Oxygen Sensor and Other Sensor Values

Oxygen sensor or O2 sensor The oxygen sensor or O2 sensor is used to sense the exhaust for rich or lean condition. The oxygen sensor produces it's own voltage ranging from 0 to 1 volt. The computer receives the signal and adjusts injector on time to compensate. Voltage above .450v is rich and voltage below .450v is lean. The sensor should switch regularly above and below .450v. If the oxygen sensor stays below .450v engine is running lean or sensor is bad or shorted to ground. If the oxygen sensor stays above .450v engine is running rich or oxygen sensor is bad or shorted to voltage. The oxygen sensor behind the catalytic converter monitors the converter effectiveness. Because it is burning any excess hydrocarbons it will use up the oxygen in the exhaust making it show higher voltage with less fluctuation then the front oxygen sensor. If the catalytic converter is bad the rear O2 sensor will fluctuate the same as the front O2 sensor and set a code for inefficient catalytic converter.
Engine temp sensor The engine temp sensor is mainly used to help the engine when it is cold. The temp sensor acts like a choke that was used on older cars to make them run rich when cold. Most temp sensors receive a 5v reference from the computer which is grounded through the sensor. As the engine warms up the resistance in the sensor drops, reducing the voltage at the sensor. Voltage ranges from about 4v on a cold engine to .5v on a fully warm engine. If the sensor does not drop in voltage the problems could be thermostat stuck open, or connection at the sensor or poor ground on the ground wire.
TPS or Throttle Position Sensor The throttle position sensor takes the place of the accelerator pump on the old carburetors. The TPS tells the computer that the throttle is being opened or closed to give a momentary change in fuel delivery. If the TPS has a glitch it can cause a hesitation or a jerking action. The best way to test the TPS is with a lab scope to see if there is a drop out of voltage as the sensor is moved, volt meters are not fast enough to catch most glitches. Voltage will range from about .5v with throttle closed to about 5v with throttle wide open.

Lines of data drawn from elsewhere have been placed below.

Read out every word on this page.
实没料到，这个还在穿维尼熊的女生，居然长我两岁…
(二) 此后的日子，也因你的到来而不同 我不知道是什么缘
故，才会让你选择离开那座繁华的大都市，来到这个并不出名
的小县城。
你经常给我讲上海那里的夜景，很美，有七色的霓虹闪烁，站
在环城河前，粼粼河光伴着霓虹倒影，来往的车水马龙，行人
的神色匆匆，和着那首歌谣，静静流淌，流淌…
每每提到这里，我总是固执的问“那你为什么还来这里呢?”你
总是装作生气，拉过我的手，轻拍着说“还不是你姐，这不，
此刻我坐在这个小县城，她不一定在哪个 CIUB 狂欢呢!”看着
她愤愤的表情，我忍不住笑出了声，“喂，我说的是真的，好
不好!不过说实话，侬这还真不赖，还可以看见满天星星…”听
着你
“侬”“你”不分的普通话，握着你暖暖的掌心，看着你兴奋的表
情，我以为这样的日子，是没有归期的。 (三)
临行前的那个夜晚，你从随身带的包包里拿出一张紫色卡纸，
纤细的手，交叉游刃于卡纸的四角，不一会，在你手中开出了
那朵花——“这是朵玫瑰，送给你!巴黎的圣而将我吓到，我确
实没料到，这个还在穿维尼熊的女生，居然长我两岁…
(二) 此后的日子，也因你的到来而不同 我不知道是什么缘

Manifold air pressure sensor or MAP sensor The MAP sensor takes the place of the power valve in the old carburetor systems. When the engine has a load applied it must run richer. The MAP sensor is attached to the manifold vacuum to give a signal to the computer when there is a change in engine load. The voltage usually ranges from 5v when there is no vacuum to less than a volt when vacuum is high. Ford uses a different type of sensor giving a wave form measured in hertz. About 155hz with no vacuum to about 104hz when vacuum is high.